Anyone else notice the arrogance among engineers

IMHO, this thread proves my point with every post.

You had a point? You were serious about this thread? :confused:

I think it’s hilarious that the Google Ads are for DVDs of the “40 year-old virgin”.

Perhaps everyone is fucking with you and you’re not bright enough to get it.

Oops.

Haj - MSME

LOL. Nice. I hadn’t noticed, but that is indeed funny. :smiley:

Fuck you.

rayh BSc (maths)

To the point of going back to 1987 and publishing a book that ridicules non-engineers?

I don’t get the reference.

I think it’s along the lines of “Gorbachev sings: Turnips! Tractors! Buttocks!”

earlier…

I studied Land and Engineering Surveying but quit due to the arrogant engineers, I had no problems with the land.

Spent my first few years of school in engineering. Frosh week was pretty ridiculus, they were teaching us all these stupid songs about how much better we were than everyone else. I think it was mostly a case of young nerds finally feeling like they belonged somewhere. After a few years of growing up most of the folks settled down.

This guy, and he is pretty funny. At least to me, a NUCLEAR ENGINEER!

Hey, as a waitressing English major, I must admit that I say that occasionally. However, it’s usually because the fries are included with the meal.

Do you need a doggie bag to go?

:smiley:

Law school is a job? I’m pretty sure that it’s another institution to which you must pay thousands more dollars in order to gain the education and qualifications necessary to practice law. That’s not employability, is it?

For what it’s worth, my father is an engineer, and I’ve picked up a number of his particular quirks - an inability to beat around the bush, a practical approach to dealing with the world around me, low tolerance for those who can’t understand why this thing has to work in this way, but won’t believe me when I explain it to them. These aren’t necessarily all positive traits at all times, but they seem to be something that engineers are more likely to share than others. Well, I tried doing some engineering-type projects in high school, and it wasn’t for me, so I went to college thinking that I was going to be some kind of humanities major, and did that for a year before realizing, hrm, that really wasn’t right. So now I’m going to be a scientist. I may not be going to be an engineer, but sometimes you just can’t fight nature! :smiley:

Engineers are gorgeous, sexy, charming and very smart.

At least the one I married certainly is. :smiley:

See, the thing is, if one person tells you you’re wrong, they just might not like you.

If two people tell you you’re wrong they may both be out to get you.

If more or less everyone tells you you’re wrong, you just can’t call that an anomaly, disregard the data points as outliers, recalculate the limits and pretend the process is statistically in control.

But I’m stating the obvious…

I’m not sure why this thread continues, honestly. For every arrogant engineer who takes time to defend the honor of his vocation, there exist at least one or two more that barely scraped by in school and wouldn’t know intellectual arrogance if it bit them in their asses. I know, 'cause I meet them in my CS and mathematics classes.

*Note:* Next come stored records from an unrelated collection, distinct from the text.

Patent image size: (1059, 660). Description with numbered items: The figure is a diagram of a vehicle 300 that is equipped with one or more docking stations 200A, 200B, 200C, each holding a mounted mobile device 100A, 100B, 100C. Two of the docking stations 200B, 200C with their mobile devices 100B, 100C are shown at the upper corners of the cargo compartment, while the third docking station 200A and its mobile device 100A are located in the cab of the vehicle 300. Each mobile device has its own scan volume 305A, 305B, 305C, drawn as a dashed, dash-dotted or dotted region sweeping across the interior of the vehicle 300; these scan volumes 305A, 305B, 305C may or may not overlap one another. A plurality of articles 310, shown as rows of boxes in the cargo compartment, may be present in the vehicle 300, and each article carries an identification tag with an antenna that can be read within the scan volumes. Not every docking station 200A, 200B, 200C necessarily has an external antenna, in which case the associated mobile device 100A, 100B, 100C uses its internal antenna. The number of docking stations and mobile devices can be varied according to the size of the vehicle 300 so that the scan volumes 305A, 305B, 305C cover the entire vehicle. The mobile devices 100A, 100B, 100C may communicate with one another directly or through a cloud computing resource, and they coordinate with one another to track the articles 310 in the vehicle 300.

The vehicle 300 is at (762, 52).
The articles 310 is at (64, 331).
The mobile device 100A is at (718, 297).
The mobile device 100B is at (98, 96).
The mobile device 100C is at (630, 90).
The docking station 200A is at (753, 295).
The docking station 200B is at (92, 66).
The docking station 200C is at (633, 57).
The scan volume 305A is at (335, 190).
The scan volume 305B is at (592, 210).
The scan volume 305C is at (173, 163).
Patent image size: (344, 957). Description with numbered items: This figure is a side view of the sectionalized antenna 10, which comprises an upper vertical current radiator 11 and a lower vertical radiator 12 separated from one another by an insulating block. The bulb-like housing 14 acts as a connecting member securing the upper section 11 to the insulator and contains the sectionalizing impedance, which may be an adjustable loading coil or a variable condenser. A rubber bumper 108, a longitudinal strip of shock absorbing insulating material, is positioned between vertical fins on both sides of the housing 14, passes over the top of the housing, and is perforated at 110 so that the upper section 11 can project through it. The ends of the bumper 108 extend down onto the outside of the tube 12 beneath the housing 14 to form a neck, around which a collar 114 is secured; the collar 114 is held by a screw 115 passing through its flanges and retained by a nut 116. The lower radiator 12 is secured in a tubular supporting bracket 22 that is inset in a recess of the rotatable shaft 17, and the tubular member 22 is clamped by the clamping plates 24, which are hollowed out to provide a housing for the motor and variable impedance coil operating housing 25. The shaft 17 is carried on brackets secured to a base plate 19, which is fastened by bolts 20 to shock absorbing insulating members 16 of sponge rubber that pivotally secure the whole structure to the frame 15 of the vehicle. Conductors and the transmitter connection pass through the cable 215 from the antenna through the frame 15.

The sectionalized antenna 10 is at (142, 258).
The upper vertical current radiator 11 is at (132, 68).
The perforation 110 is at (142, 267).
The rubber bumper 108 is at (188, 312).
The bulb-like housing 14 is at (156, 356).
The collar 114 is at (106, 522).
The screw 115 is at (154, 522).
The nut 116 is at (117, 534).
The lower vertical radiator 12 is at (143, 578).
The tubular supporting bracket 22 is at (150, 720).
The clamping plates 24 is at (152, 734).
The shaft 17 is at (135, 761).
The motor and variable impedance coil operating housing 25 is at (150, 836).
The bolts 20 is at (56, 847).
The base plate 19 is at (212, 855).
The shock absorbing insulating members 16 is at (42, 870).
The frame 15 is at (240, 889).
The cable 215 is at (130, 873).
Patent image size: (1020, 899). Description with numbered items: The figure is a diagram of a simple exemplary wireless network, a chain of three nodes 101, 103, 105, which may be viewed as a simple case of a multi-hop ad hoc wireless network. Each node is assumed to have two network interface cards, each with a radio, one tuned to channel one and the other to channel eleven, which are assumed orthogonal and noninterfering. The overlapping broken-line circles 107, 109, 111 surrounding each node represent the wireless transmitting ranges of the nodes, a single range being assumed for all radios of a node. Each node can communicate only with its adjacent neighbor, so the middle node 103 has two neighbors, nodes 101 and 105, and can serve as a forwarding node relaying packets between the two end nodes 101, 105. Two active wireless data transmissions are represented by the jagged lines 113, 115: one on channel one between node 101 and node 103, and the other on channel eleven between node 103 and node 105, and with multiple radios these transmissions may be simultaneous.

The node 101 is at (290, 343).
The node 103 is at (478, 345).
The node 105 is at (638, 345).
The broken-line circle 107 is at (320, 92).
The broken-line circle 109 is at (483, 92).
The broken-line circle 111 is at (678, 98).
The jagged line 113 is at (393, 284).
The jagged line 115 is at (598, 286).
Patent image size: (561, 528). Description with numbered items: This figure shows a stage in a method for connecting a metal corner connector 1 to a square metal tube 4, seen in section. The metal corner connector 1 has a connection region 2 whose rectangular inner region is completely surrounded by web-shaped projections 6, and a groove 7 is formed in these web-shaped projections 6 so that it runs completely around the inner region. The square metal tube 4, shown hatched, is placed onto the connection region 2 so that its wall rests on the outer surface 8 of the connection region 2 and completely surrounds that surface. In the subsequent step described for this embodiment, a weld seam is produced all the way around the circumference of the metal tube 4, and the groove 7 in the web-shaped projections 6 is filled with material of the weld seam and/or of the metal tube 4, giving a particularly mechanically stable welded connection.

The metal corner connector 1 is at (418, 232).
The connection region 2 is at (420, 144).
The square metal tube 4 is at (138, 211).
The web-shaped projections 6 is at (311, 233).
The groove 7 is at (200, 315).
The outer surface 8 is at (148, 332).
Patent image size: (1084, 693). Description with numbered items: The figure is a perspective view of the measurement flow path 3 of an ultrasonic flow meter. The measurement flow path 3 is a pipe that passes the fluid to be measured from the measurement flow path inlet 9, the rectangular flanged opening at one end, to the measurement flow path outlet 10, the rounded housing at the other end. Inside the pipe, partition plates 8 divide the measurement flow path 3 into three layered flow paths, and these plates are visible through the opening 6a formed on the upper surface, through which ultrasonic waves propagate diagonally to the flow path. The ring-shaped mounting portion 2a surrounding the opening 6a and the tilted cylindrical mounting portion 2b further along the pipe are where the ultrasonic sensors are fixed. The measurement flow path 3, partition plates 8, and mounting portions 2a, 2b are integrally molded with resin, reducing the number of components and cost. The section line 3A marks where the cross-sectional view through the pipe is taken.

I’ve met an engineer who couldn’t understand how any non-engineer could accomplish anything of worth (she’s boring as hell, too, talks of nothing but horses and engines, though not, curiously, of one obsolescing the other); I’ve met an engineer who plays beautiful music and unpretentiously supports life’s finer things. Same’s every other kind of kind of person, is the engineer.

What do engineers do with their old suits?

Wear them!!!

I worked with engineers, architects, accountants, marketers, librarians, and operations managers (not at the same time) (I had 38 jobs) (it took 20+ years). My Dad and FIL are engineers. I found they tend to lack the superficial people skills, weren’t chatty or terribly personable. But the ones I knew were generous as hell and really conscientious.
And re: artists, the good ones I’ve known were more like carpenters than drama queens. Tended to live quiet, normal lives with mortgages. The good ones put their drama into their work, not their lives.

I have no special acquired skills, but I do have an overdeveloped ego, which makes me acutely sensitive to other’s arrogance.* It seems to me that there are at least a couple of varieties: there’s the sense of entitlement to goods and services and attention and whatever one wants that flows from an awareness of the copious amounts of resources one has or controls, and there’s the demand for respect, recognition and recompense for one’s talent and dedication and competence and objective worth. Both can be expressed in ways ranging from the charming to the profane. But the original impulse to arrogance can be rated as to inherent worth. As it was when the world was young, those who can grow things and make things and mend things are often talked badly about by those whose skill is to talk about things or whose utility is the ability to buy things. It’s only natural that people try to maximize their economic advantage, and this is one way people do it. This tends to be less of a problem when there’s a shortage of useful things.

In any event, I tend to defer more to the people whose advantage lies in building and growing and mending, and less to those who buy and sell and critique. Engineers may have an acute sense of their importance, and if it’s really out of proportion, it’s annoying. But not nearly as much as wading across a shallow spot in the river twice a day would be.

*Other’s arrogance may actually be poster’s own feelings of inadequacy.